Die Sache wird zu neuer Verhandlung und Entscheidung, auch über die Kosten des Rechtsmittels, an eine andere Schwurgerichtskammer des Landgerichts zurückverwiesen.
Von Rechts wegen
Gründe:
Das Landgericht hat den Angeklagten wegen Totschlags zu der Freiheitsstrafe von 13 Jahren verurteilt. Die Staatsanwaltschaft rügt mit ihrer Revision die Verletzung materiellen Rechts und erstrebt eine Verurteilung des Angeklagten wegen Mordes. Das Rechtsmittel der Staatsanwaltschaft hat Erfolg.

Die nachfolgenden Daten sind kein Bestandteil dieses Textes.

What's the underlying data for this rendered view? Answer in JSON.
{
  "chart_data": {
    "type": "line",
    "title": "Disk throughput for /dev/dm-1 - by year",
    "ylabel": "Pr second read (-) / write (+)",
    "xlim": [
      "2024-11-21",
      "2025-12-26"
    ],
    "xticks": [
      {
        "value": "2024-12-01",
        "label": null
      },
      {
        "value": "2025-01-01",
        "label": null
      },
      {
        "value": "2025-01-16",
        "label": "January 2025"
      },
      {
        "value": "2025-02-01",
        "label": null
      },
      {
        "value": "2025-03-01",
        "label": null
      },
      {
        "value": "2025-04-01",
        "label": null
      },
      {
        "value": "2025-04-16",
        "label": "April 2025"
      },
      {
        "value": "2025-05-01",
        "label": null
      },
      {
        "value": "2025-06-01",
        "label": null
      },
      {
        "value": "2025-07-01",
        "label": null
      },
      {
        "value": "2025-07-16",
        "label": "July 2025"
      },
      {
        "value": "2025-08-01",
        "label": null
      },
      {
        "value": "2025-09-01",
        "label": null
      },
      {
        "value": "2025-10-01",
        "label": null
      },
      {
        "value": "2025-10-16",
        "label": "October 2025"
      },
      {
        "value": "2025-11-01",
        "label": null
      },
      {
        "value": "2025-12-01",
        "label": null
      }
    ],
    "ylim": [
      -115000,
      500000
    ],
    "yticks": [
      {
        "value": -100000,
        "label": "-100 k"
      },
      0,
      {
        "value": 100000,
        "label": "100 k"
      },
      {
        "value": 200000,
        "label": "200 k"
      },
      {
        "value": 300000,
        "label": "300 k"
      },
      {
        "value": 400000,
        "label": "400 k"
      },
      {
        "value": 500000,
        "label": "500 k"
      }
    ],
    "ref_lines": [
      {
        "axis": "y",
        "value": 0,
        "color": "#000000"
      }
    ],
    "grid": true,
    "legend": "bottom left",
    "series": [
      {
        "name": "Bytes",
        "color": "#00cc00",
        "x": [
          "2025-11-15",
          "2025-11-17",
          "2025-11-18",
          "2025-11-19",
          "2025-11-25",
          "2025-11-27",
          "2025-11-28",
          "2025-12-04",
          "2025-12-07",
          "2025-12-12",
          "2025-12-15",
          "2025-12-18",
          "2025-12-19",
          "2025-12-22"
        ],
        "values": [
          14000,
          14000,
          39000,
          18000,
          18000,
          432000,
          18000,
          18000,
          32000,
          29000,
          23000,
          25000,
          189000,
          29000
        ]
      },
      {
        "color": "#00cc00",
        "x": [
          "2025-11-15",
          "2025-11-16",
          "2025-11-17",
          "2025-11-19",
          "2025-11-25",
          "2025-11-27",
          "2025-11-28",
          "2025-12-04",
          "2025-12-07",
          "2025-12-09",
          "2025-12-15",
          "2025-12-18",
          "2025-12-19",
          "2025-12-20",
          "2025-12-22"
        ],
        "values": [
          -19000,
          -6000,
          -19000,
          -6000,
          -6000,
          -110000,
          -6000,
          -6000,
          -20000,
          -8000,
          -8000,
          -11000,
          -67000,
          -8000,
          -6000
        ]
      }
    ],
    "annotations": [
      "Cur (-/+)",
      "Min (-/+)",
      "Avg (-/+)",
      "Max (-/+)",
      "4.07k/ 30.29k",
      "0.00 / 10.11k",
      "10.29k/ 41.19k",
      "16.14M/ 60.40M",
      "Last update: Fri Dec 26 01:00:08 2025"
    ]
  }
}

1. Das Landgericht hat im wesentlichen festgestellt:
Der Angeklagte, von Beruf Apotheker, und seine Ehefrau, eine Zahnärztin, lebten in F. seit 1999 getrennt. Die Ehe war zerrüttet. Der Angeklagte beschrieb die Situation wiederholt als "Rosenkrieg". Er war perfektionistisch, rechthaberisch und besserwisserisch und wies seine Ehefrau fortwährend zurecht. Diese gab dem Angeklagten ständig nach, um die Ehe zu retten. Der 1994 geborene gemeinsame Sohn hielt sich nach der Trennung abwechselnd bei einem der Elternteile auf. Im April 2001 wurde die Ehe (nicht rechtskräftig) geschieden.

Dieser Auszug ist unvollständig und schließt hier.